Almost Everything you wanted to know, or did not want to know about speakers

Thanks for clearing it up Freq Labs :D

I'll elaborate on speaker power ratings, since freq labs already brought it up.

"If "pink" is meant to be "pink noise" then it has no specific frequency, see here. I've never heard of any other pinks relating to audio."

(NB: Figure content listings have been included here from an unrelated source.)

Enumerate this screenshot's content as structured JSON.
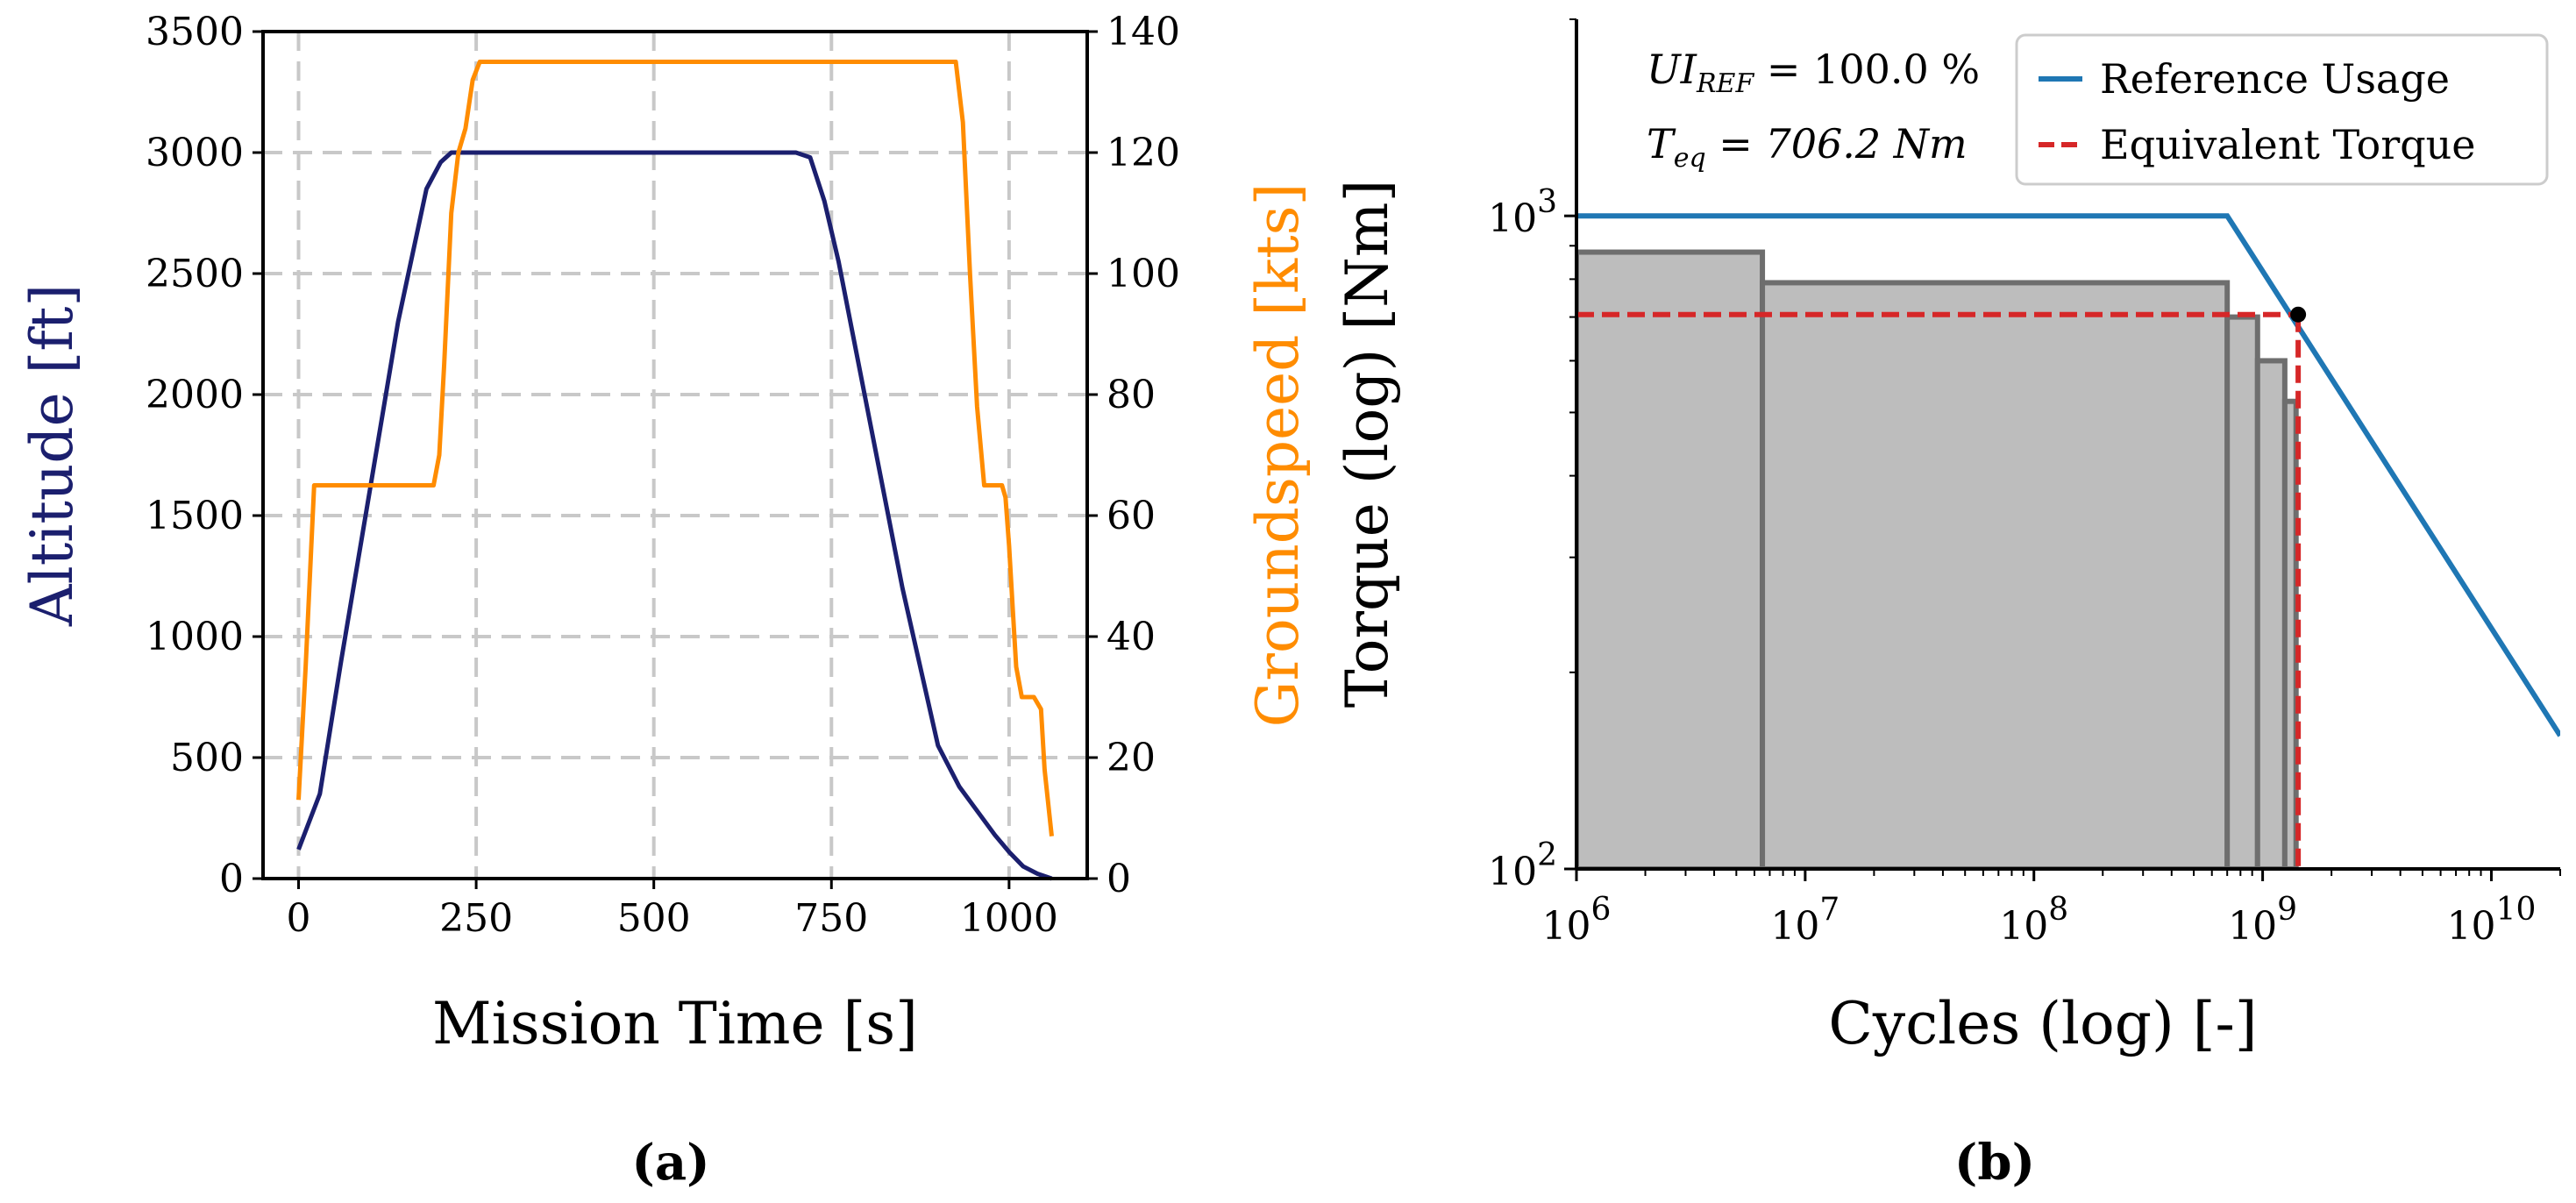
{
  "chart_data": [
    {
      "type": "line",
      "panel_caption": "(a)",
      "xlabel": "Mission Time [s]",
      "ylabel_left": "Altitude [ft]",
      "ylabel_right": "Groundspeed [kts]",
      "xlim": [
        -50,
        1110
      ],
      "ylim_left": [
        0,
        3500
      ],
      "ylim_right": [
        0,
        140
      ],
      "xticks": [
        0,
        250,
        500,
        750,
        1000
      ],
      "xtick_labels": [
        "0",
        "250",
        "500",
        "750",
        "1000"
      ],
      "yticks_left": [
        0,
        500,
        1000,
        1500,
        2000,
        2500,
        3000,
        3500
      ],
      "ytick_labels_left": [
        "0",
        "500",
        "1000",
        "1500",
        "2000",
        "2500",
        "3000",
        "3500"
      ],
      "yticks_right": [
        0,
        20,
        40,
        60,
        80,
        100,
        120,
        140
      ],
      "ytick_labels_right": [
        "0",
        "20",
        "40",
        "60",
        "80",
        "100",
        "120",
        "140"
      ],
      "grid": true,
      "colors": {
        "altitude": "#1b1f6e",
        "groundspeed": "#ff8c00",
        "grid": "#c8c8c8"
      },
      "series": [
        {
          "name": "Altitude",
          "axis": "left",
          "x": [
            0,
            30,
            60,
            100,
            140,
            180,
            200,
            215,
            230,
            250,
            300,
            400,
            500,
            600,
            700,
            720,
            740,
            760,
            780,
            800,
            850,
            900,
            930,
            950,
            980,
            1000,
            1020,
            1040,
            1060
          ],
          "y": [
            120,
            350,
            900,
            1600,
            2300,
            2850,
            2960,
            3000,
            3000,
            3000,
            3000,
            3000,
            3000,
            3000,
            3000,
            2980,
            2800,
            2550,
            2250,
            1950,
            1200,
            550,
            380,
            300,
            180,
            110,
            50,
            20,
            0
          ]
        },
        {
          "name": "Groundspeed",
          "axis": "right",
          "x": [
            0,
            10,
            22,
            30,
            100,
            190,
            198,
            205,
            215,
            225,
            235,
            245,
            255,
            265,
            500,
            900,
            925,
            935,
            945,
            955,
            965,
            990,
            995,
            1000,
            1005,
            1010,
            1018,
            1025,
            1035,
            1045,
            1050,
            1060
          ],
          "y": [
            13,
            35,
            65,
            65,
            65,
            65,
            70,
            85,
            110,
            120,
            124,
            132,
            135,
            135,
            135,
            135,
            135,
            125,
            100,
            78,
            65,
            65,
            63,
            55,
            45,
            35,
            30,
            30,
            30,
            28,
            18,
            7
          ]
        }
      ]
    },
    {
      "type": "line",
      "panel_caption": "(b)",
      "xlabel": "Cycles (log) [-]",
      "ylabel": "Torque (log) [Nm]",
      "xscale": "log",
      "yscale": "log",
      "xlim": [
        1000000,
        20000000000
      ],
      "ylim": [
        100,
        2000
      ],
      "xtick_labels": [
        {
          "base": "10",
          "exp": "6",
          "value": 1000000
        },
        {
          "base": "10",
          "exp": "7",
          "value": 10000000
        },
        {
          "base": "10",
          "exp": "8",
          "value": 100000000
        },
        {
          "base": "10",
          "exp": "9",
          "value": 1000000000
        },
        {
          "base": "10",
          "exp": "10",
          "value": 10000000000
        }
      ],
      "ytick_labels": [
        {
          "base": "10",
          "exp": "2",
          "value": 100
        },
        {
          "base": "10",
          "exp": "3",
          "value": 1000
        }
      ],
      "annotations": [
        {
          "lhs": "UI",
          "sub": "REF",
          "rhs": " = 100.0 %"
        },
        {
          "lhs": "T",
          "sub": "eq",
          "rhs": " = 706.2 Nm"
        }
      ],
      "legend": {
        "location": "top-right",
        "entries": [
          {
            "label": "Reference Usage",
            "color": "#1f77b4",
            "style": "solid"
          },
          {
            "label": "Equivalent Torque",
            "color": "#d62728",
            "style": "dashed"
          }
        ]
      },
      "series": [
        {
          "name": "Reference Usage",
          "x": [
            1000000,
            700000000,
            20000000000
          ],
          "y": [
            1000,
            1000,
            160
          ]
        }
      ],
      "equivalent_torque": {
        "x_end": 1430000000,
        "torque": 706.2
      },
      "equivalent_point": {
        "x": 1430000000,
        "y": 706.2
      },
      "histogram_bars": [
        {
          "x_start": 1000000,
          "x_end": 6500000,
          "torque": 880
        },
        {
          "x_start": 6500000,
          "x_end": 700000000,
          "torque": 790
        },
        {
          "x_start": 700000000,
          "x_end": 950000000,
          "torque": 700
        },
        {
          "x_start": 950000000,
          "x_end": 1250000000,
          "torque": 600
        },
        {
          "x_start": 1250000000,
          "x_end": 1400000000,
          "torque": 520
        }
      ],
      "colors": {
        "bar_fill": "#bdbdbd",
        "bar_edge": "#6e6e6e",
        "reference": "#1f77b4",
        "equivalent": "#d62728"
      }
    }
  ]
}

Yes, exactly. And as far as we are talking about the thermal power ratings of speakers or loudspeaker elements, the actual frequency isn't a concern. Thermal power rating is what loudspeaker manufacturers usually quote, and in home audio it isn't of consequence. In PA applications, where loudspeakers are often designed to output the most sound pressure for the money, this power rating can mean something. That is, in those applications it is _sometimes_ the case, that voice coil overheating and melting is the limiting factor.

 

In home audio, where loudspeaker designs need not output high levels of sound to big concert halls, speakers are designed to have extended frequency response to the lower octaves. In PA application a 15" element might reproduce frequencies down to 40-50 Hz, a 6.5" midbass element (often augmented with reflex port) can be tuned to have usable output to the same 40 Hz or even lower. This is where the excursion or linear travel of the driver becomes the limiting factor, in thiele-small parameter sheets of drivers, this is often termed xMax. For every octave you go down in frequency, twice the displacement (the amount of air moved) is needed. And since the area of the cone of loudspeaker element stays the same, it is the amount the cone moves that needs to be doubled for every octave. So if at 160 hz an element needs to move +-2mm to produce 90dB(spl), at 80 Hz that is 4mm, at 40 Hz it's 8mm and at 20 Hz it's 16mm.

 

So what is limiting the cone to move +-16mm at will? The way dynamic loudspeakers work (that's the ordinary loudspeaker) is a voicecoil, or just coil that is suspended in a magnetic gap. Just in the same way an electric generator produces current from moving magnets against a coil of wire with inductance, the loudspeaker element produces mechanical movement from a changing current the amplifier provides. Magnet's aren't cheap though, and you need dense magnetic flux to have good efficiency. This done by directing the magnetic flux using ferromagnetic materials (iron is a good, cheap one) to a small magnetic gap. The voice coil sits suspended in this gap until it's exposed to a changing current, which it will try to resist by storing the energy into it's own magnetic field, resulting in motion as two magnetic fields repel and attract each other.

 

But, as soon as the voice coil partially leaves the magnetic gap, the force acting on it diminishes, resulting in distortion. There are two ways loudspeakers are constructed to counteract this. One is called underhung and the other overhung. These are basically like this,

 

---- magnetic gap ----

       underhung

---- magnetic gap ----

 

     ---magnetic gap---

o     v    e     r    h    u    n    g

     ---magnetic gap---

 

So as you can see, in both cases, the voice coil does not need to leave the magnetic gap even partially to allow some movement. But just as clearly, there is a only finite travel possible. Due to real world limitations (such as cost) we can't make the magnetic gap as large as we'd want, and for maybe less obvious reasons we neither can make the voicecoil arbitrarily long. The most important reasons for the latter is 1. lengthening the coil increases inductance  (duh) to the point where the voice coil becomes too good of a inductor, meaning huge amounts of voltage would be needed to drive the element at higher frequencies at all and 2. the voice coil is part of the moving mass, increasing the force needed to accelerate the damn thing.

 

As a general physics sidenote, these two are actually very much related, since it turns out inductance is the electrical equivalence of (mechanical) mass. Just as mass resists acceleration and tends to go keep moving once it's going, inductance does the same for current. As long as current in a circuit is in steady-state inductors are happily conducting, but as soon as it changes, they will resist it. In fact, you can model whole loudspeaker systems in a program like electronics workbench just by carefully adding the electronical equivalents of the loudspeaker voice coil mass, cone mass and such, along with self-damping properties with resistance and spring-forces with capacitance. This how the old analog computers were used to.. say calculate resonance frequency of a bridge. Just add the equivalent amounts of capacitance, inductance and resistance and see what output looks like with different input frequencies.

 

TL:DR,

Don't care about speaker power ratings, in home audio they are almost completely useless. Go listen to some speakers and pick the ones you like the most.